Hungary may be the first European country to return to "normal life" after the coronavirus pandemic, Prime Minister Viktor Orbán told public broadcaster Kossuth Radio.

At the same time, the pandemic is not over yet, Orbán warned, and urged Hungarians to observe the regulations “necessary for a safe life.” So far, 4,483,598 people have been inoculated, Orbán said, adding that the country may pass the five-million mark by the end of May, “maybe even around Pentecost”.

Restrictions regarding wedding celebrations and other events, as well as the curfew currently imposed between midnight and 5am, will be lifted then, he said.

Immunity certificates will be required to attend “certain events drawing large crowds” until early to mid-August, he added. The total tally of vaccinations may reach 6 million in Hungary, he said, adding that it was the personal responsibility of Hungarians whether they accepted the vaccine.

Meanwhile, Orbán slammed the opposition for its “pathetic failure on the pandemic front”. Protection against a pandemic is a national cause, and “trying to dissuade people from taking the vaccine or sowing mistrust against certain products is more than just a mistake,” he said.

PM Orbán: compassion key element of Covid response

Commenting on Hungary’s inoculation rate, ranked 10th in the world and first in the European Union, Prime Minister Viktor Orbán said in an interview with public broadcaster Kossuth Radio that it was a “good result … but the race is for the lives of Hungarians”.

While Hungary’s vaccination campaign is among the best, “compassion and help in dealing with pain will have to be a priority,” Orbán said, as “we have sustained heavy losses”.

EU countries lag behind the Hungarian vaccination plan by 1-2 months, Orbán said, adding that Hungary is inoculating 16-18-year-olds “while Western Europe is still [vaccinating] pensioners.” He thanked the Hungarian youth for over half of them registering for the vaccine.

There are currently 944,000 people who have registered but did not take the available vaccination, Orbán said.

They are presumed to be waiting for vaccines currently not in stock, he said.

“Right now, that is mostly Pfizer,” he said, adding that once the 16-18-year-olds have been inoculated, 150,000 adults will be able to get the Pfizer vaccine ever week.

Some 330,000 Pfizer vaccines arrive in Hungary every week, around 180,000 of which can be used as second jabs, he said.

Orbán said that based on a report by the working team on vaccine management, sufficient amounts of vaccines are on stock in case a third jab is needed, possibly in the autumn or in the first quarter of next year.

Meanwhile, the government will start a campaign on Monday to encourage Hungarians abroad “from Tierra del Fuego or Patagonia to Miercurea Ciuc”, to register for vaccination in Hungary if they want to get the jab, he said.

Regarding his Thursday meeting with research biologist Katalin Karikó, the patent holder for mRNA-based vaccines, Orbán said her assertion that the method developed by her research team enabled swift responses to new virus mutations “should boost the nation’s sense of security”.

Hungary employment back at pre-crisis level

Employment in Hungary has returned to pre-crisis level, Prime Minister Viktor Orbán said in an interview to public broadcaster Kossuth Radio.

The work of doctors and nurses has greatly contributed to economic performance because “they cured everyone humanly possible”, Orbán said.
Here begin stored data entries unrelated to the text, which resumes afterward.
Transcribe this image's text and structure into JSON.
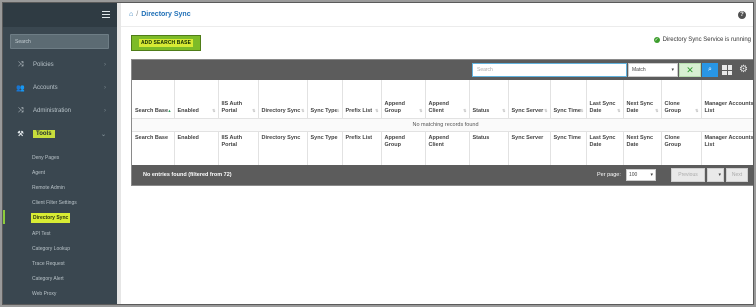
{
  "sidebar": {
    "search_placeholder": "Search",
    "menu": [
      {
        "label": "Policies",
        "icon": "shuffle-icon"
      },
      {
        "label": "Accounts",
        "icon": "users-icon"
      },
      {
        "label": "Administration",
        "icon": "shuffle-icon"
      },
      {
        "label": "Tools",
        "icon": "tools-icon"
      }
    ],
    "tools_sub": [
      "Deny Pages",
      "Agent",
      "Remote Admin",
      "Client Filter Settings",
      "Directory Sync",
      "API Test",
      "Category Lookup",
      "Trace Request",
      "Category Alert",
      "Web Proxy"
    ]
  },
  "header": {
    "breadcrumb": "Directory Sync"
  },
  "actions": {
    "add_search_base": "ADD SEARCH BASE"
  },
  "service": {
    "status_text": "Directory Sync Service is running"
  },
  "toolbar": {
    "search_placeholder": "Search",
    "match_option": "Match"
  },
  "table": {
    "columns": [
      "Search Base",
      "Enabled",
      "IIS Auth Portal",
      "Directory Sync",
      "Sync Type",
      "Prefix List",
      "Append Group",
      "Append Client",
      "Status",
      "Sync Server",
      "Sync Time",
      "Last Sync Date",
      "Next Sync Date",
      "Clone Group",
      "Manager Accounts List"
    ],
    "empty_message": "No matching records found"
  },
  "footer": {
    "info": "No entries found (filtered from 72)",
    "per_page_label": "Per page:",
    "per_page_value": "100",
    "prev_label": "Previous",
    "next_label": "Next"
  }
}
He added that only 2,600 Covid patients were now in hospital, including 338 on ventilators and some 608,000 had recovered.

Finance Minister Mihály Varga has done “an excellent job in putting together next year’s budget” covering such expenses as the gradual reintroduction of 13th month pensions, the payment of pension premiums and tax exemption to under 25 year-olds, Orbán said.
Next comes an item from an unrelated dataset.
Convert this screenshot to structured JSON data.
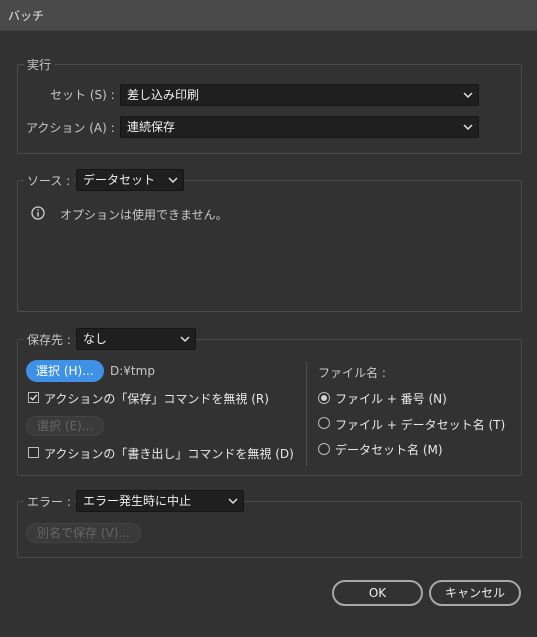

The 2022 budget will enable Hungary to embark on an outstanding growth path in European comparison and to emerge stronger from the crisis, he added. Orbán said the operative body responsible for overseeing the relaunch of the economy and “life beyond economy” will be set up next week.

Meanwhile, family support measures such as tax allowances after children must be further increased along with other incentives to convince families that having more children makes them better off financially, Orbán said.